Penalized Principal Component Analysis Using Smoothing
Rebecca M. Hurwitz, Georg Hahn
TL;DR
The paper addresses the challenge of computing sparse and interpretable eigenvectors in high-dimensional genomic settings by reframing PCA as a Penalized Eigenvalue Problem (PEP) with an $L_1$ penalty. It introduces a differentiable, smoothed surrogate for the non-differentiable $L_1$ term, enabling gradient-based optimization, and uses deflation via singular value decomposition to obtain higher-order eigenvectors. Through four experimental studies, including the 1000 Genomes Project, SARS-CoV-2 genome data, and the Iris benchmark, the authors show that smoothing improves numerical stability, clustering discernibility, and predictive performance in polygenic risk score analyses, while maintaining competitive runtime against state-of-the-art sparse PCA methods. The work provides an accessible R implementation (SPEV) and demonstrates broad applicability in genomics, clustering, and dimensionality reduction tasks requiring sparse, interpretable eigenvectors.
Abstract
Principal components computed via PCA (principal component analysis) are traditionally used to reduce dimensionality in genomic data or to correct for population stratification. In this paper, we explore the penalized eigenvalue problem (PEP) which reformulates the computation of the first eigenvector as an optimization problem and adds an $L_1$ penalty constraint to enforce sparseness of the solution. The contribution of our article is threefold. First, we extend PEP by applying smoothing to the original LASSO-type $L_1$ penalty. This allows one to compute analytical gradients which enable faster and more efficient minimization of the objective function associated with the optimization problem. Second, we demonstrate how higher order eigenvectors can be calculated with PEP using established results from singular value decomposition (SVD). Third, we present four experimental studies to demonstrate the usefulness of the smoothed penalized eigenvectors. Using data from the 1000 Genomes Project dataset, we empirically demonstrate that our proposed smoothed PEP allows one to increase numerical stability and obtain meaningful eigenvectors.
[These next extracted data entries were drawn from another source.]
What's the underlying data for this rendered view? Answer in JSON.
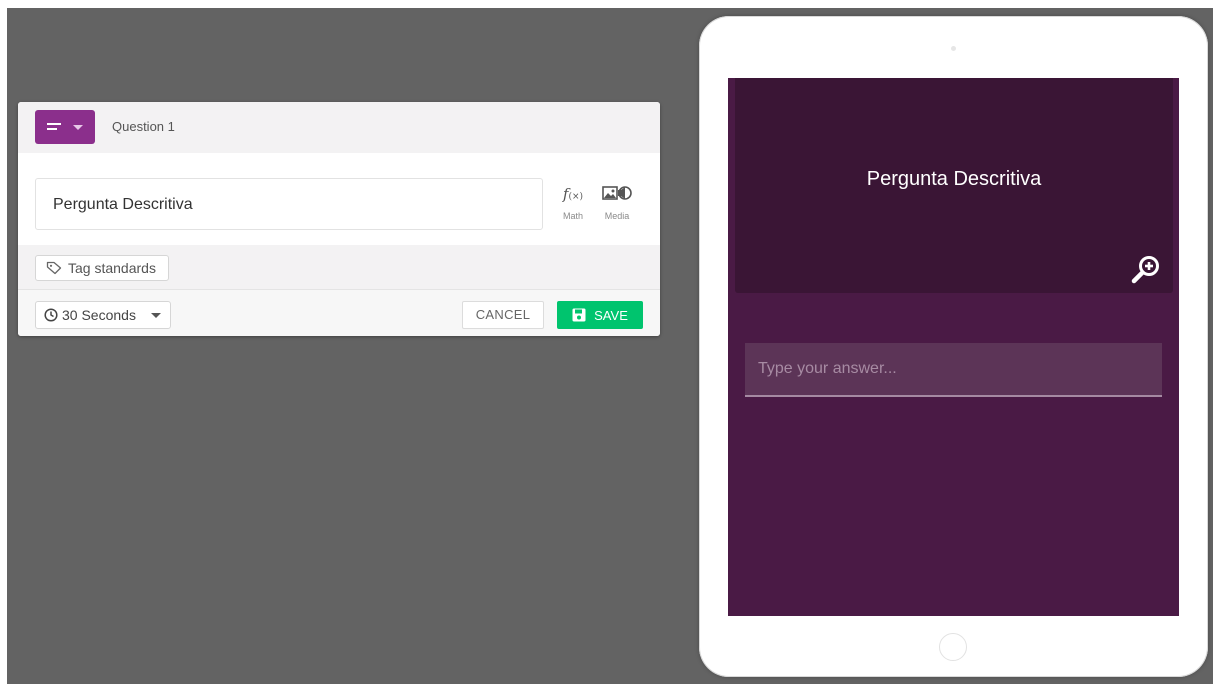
{
  "editor": {
    "question_label": "Question 1",
    "question_text": "Pergunta Descritiva",
    "tools": {
      "math_label": "Math",
      "media_label": "Media"
    },
    "tag_button_label": "Tag standards",
    "timer": {
      "selected": "30 Seconds"
    },
    "cancel_label": "CANCEL",
    "save_label": "SAVE"
  },
  "preview": {
    "question_text": "Pergunta Descritiva",
    "answer_placeholder": "Type your answer..."
  },
  "colors": {
    "backdrop": "#636363",
    "type_button": "#8b2f8c",
    "save_button": "#00c46e",
    "preview_background": "#4a1a45",
    "preview_question_box": "#3a1535"
  },
  "icons": [
    "question-type-icon",
    "math-function-icon",
    "media-icon",
    "tag-icon",
    "clock-icon",
    "save-icon",
    "zoom-in-icon"
  ]
}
We also employ the penalized eigenvector approach in two additional real data applications (computation of a polygenic risk score and clustering), demonstrating that exchanging the penalized eigenvectors for their smoothed counterparts can increase prediction accuracy in polygenic risk scores and enhance discernibility of clusterings. Moreover, we compare our proposed smoothed PEP to seven state-of-the-art algorithms for sparse PCA and evaluate the accuracy of the obtained eigenvectors, their support recovery, and their runtime.